E.R.130-42 (EEOC & Miles v. The Boeing Co., et al., No. 03-1210, Order, at 3-15 (D. Ariz.
Sept. 28, 2005)).
<3> Dick Mead, the Boeing HR staff member who ultimately investigated Miles’ later
written complaint to Boeing about Cervantes’ conduct, stated his belief, based on his
experience, that “most harassers will harass more than one person.” E.R.114 (Mead Dep.
at 37). However, there is no evidence that Boeing ever investigated whether Cervantes
was harassing any of the coworkers of his victims, prior to Miles’ first written
complaint to Boeing HR. Even after investigating Miles’ written complaint about
Cervantes’ conduct, Mead “[f]rankly . . . didn’t care” if Cervantes had harassed other
employees. E.R.115 (Mead Dep. at 38).
<3> There is no evidence that Miles’ tool box problems ceased because of any actions
taken by Boeing in response to her complaints, and Boeing does not so argue. Cf. Fuller
v. City of Oakland, 47 F.3d 1522, 1528-29 (9th Cir. 1995) (refusing to “make liability
for ratification of past harassment turn on the fortuity of whether the harasser, as he
did here, voluntarily elects to cease his activities”).

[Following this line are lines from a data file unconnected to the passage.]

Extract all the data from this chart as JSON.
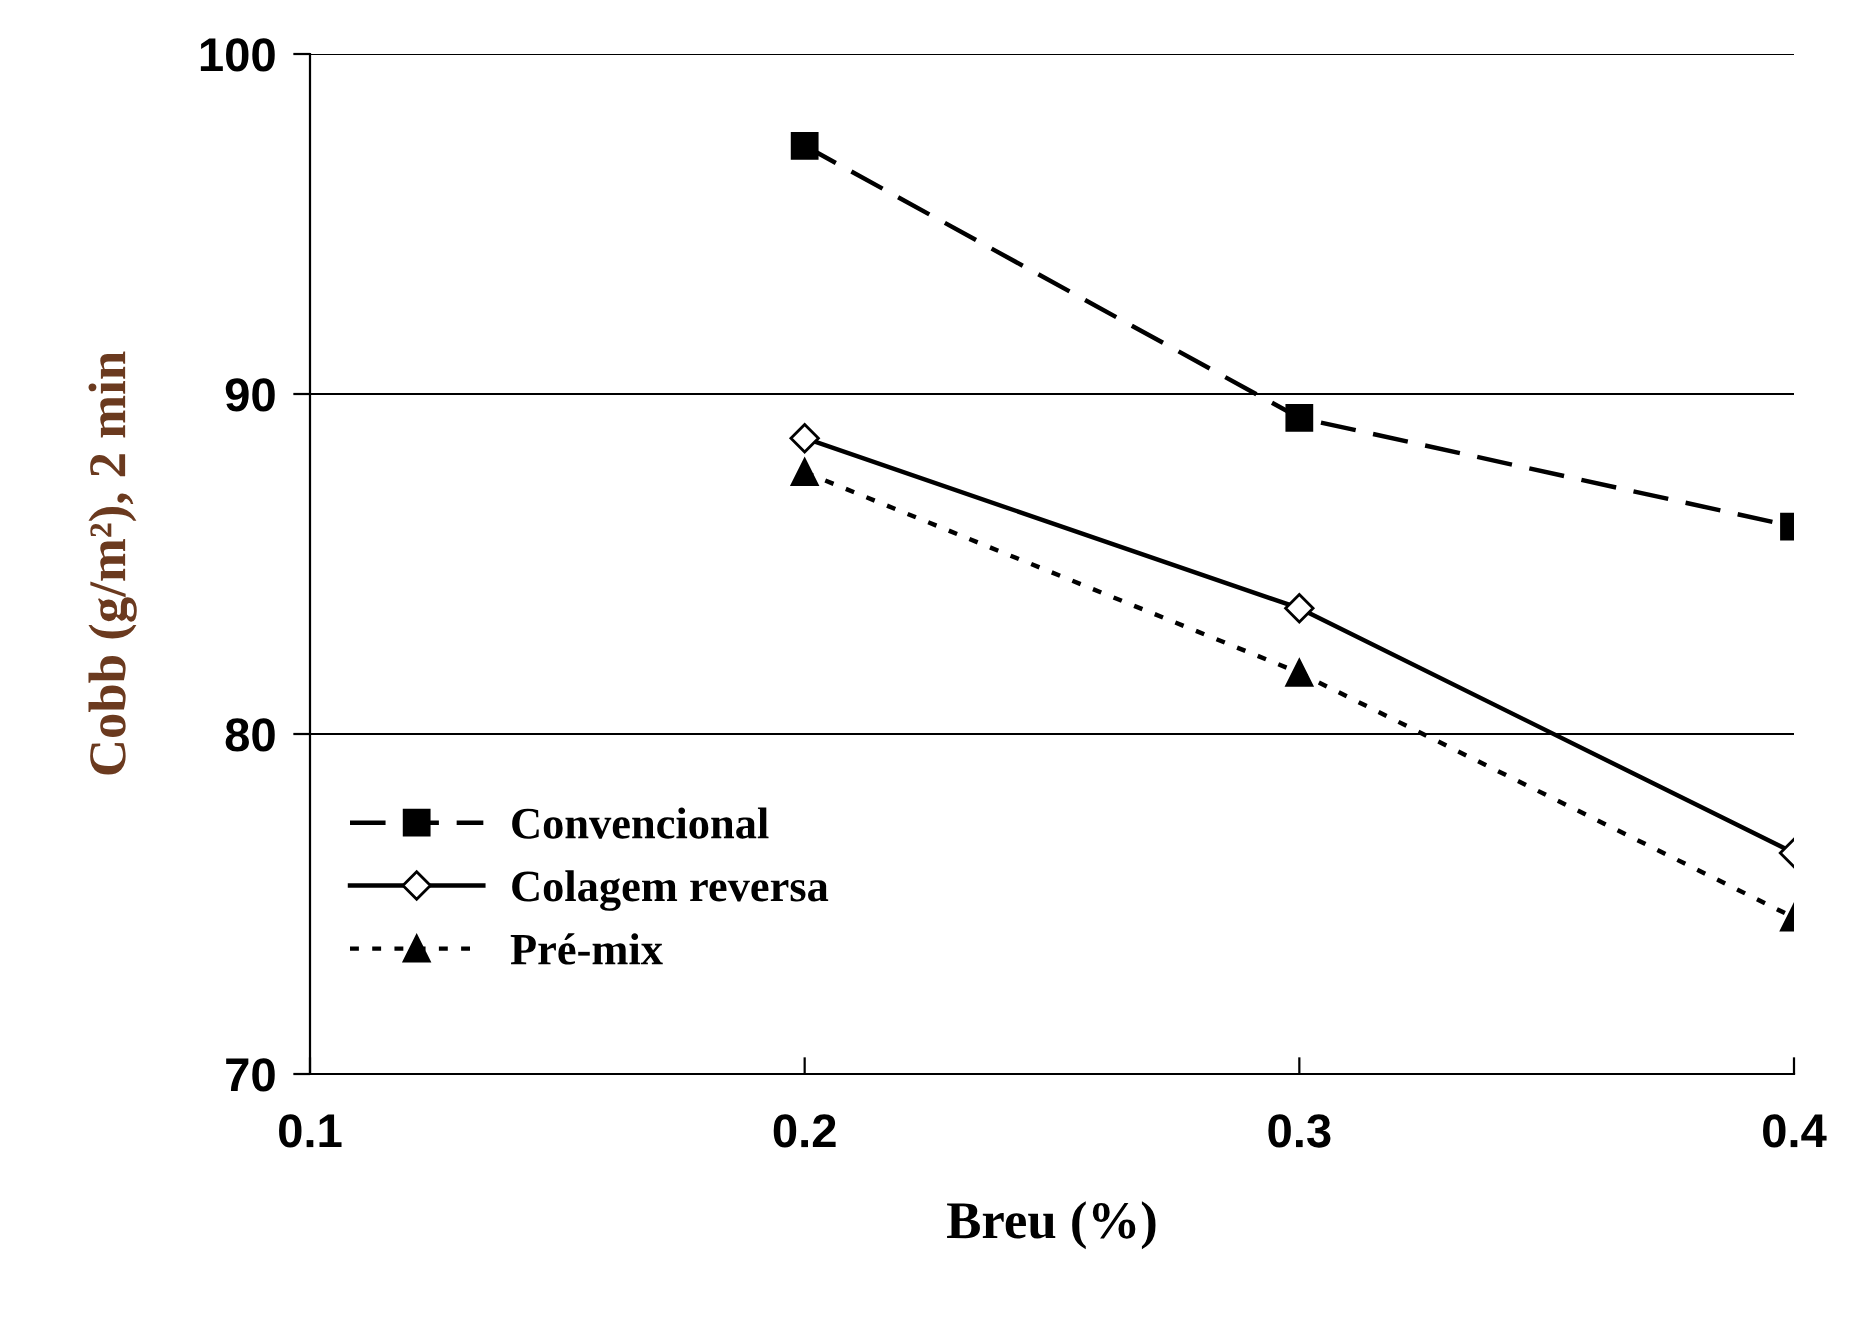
{
  "chart_data": {
    "type": "line",
    "xlabel": "Breu (%)",
    "ylabel": "Cobb (g/m²), 2 min",
    "x": [
      0.2,
      0.3,
      0.4
    ],
    "series": [
      {
        "name": "Convencional",
        "color": "#000000",
        "marker": "square",
        "line_style": "dashed",
        "values": [
          97.3,
          89.3,
          86.1
        ]
      },
      {
        "name": "Colagem reversa",
        "color": "#000000",
        "marker": "diamond",
        "line_style": "solid",
        "values": [
          88.7,
          83.7,
          76.5
        ]
      },
      {
        "name": "Pré-mix",
        "color": "#000000",
        "marker": "triangle",
        "line_style": "dotted",
        "values": [
          87.7,
          81.8,
          74.6
        ]
      }
    ],
    "xlim": [
      0.1,
      0.4
    ],
    "xticks": [
      0.1,
      0.2,
      0.3,
      0.4
    ],
    "ylim": [
      70,
      100
    ],
    "yticks": [
      70,
      80,
      90,
      100
    ],
    "grid": "y",
    "legend": "left"
  }
}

<4> The district court cited this Court’s decision in Costa for the proposition that
“[w]ithout proof of unlawful motivation, the use of the word “bitch” does not establish
proof of gender discrimination as a matter of law.” E.R.140 (Order at 13) (citing Costa,
299 F.3d at 861-62.). The district court mistakenly concluded that the Commission was
required to establish as a matter of law that Miles’ coworkers’ repeated namecalling was
because of her sex. Clearly, the Commission was only required to present evidence
sufficient to create a genuine factual dispute as to whether the harassment was because
of her sex. See Porter, 419 F.3d at 891 (summary judgment standard). Moreover, Costa
stands for the proposition that in the proper factual context, the use of such extremely
pejorative terms can be interpreted by a reasonable finder of fact as evidence of
sex-based hostility, and can create a genuine factual issue on this point. 299 F.3d at
861-62 & n.9. Therefore, on this point, Costa supports the Commission’s position.
<5> While Ray cited Harris for the proper test to apply when analyzing claims of
retaliatory harassment, the Harris “severe or pervasive” test is inconsistent with this
Court’s standard for actionable retaliation. Harris and its progeny address claims of
hostile work environment harassment brought under section 703(a) of Title VII, and apply
the “severe or pervasive” test to determine whether the challenged conduct was
sufficiently egregious to be actionable under the limiting language of that section of
the statute—that is, to determine whether the conduct amounted to a change in the “terms,
conditions, or privileges” of employment. Harris, 510 U.S. at 21; Faragher, 510 U.S. at
786-877; 42 U.S.C. § 2000e-2(a)(1) (attached in Addendum at A-1). However, the
antiretaliation provision of Title VII, section 704(a), is not limited by its terms to
conduct which affects a term, condition, or privilege of employment. See Ray, 217 F.3d
at 1243; 42 U.S.C. § 2000e-3(a) (attached in Addendum at A-2). Accordingly, applying the
“severe or pervasive” test in the retaliation context yields the incongruent result of
imposing a more restrictive standard for actionable retaliatory harassment—the “paradigm”
of retaliation—than for other actionable forms of retaliation. Nevertheless, we believe
the Commission’s evidence is more than sufficient to create a jury question under the
“severe or pervasive” standard applied by this Court.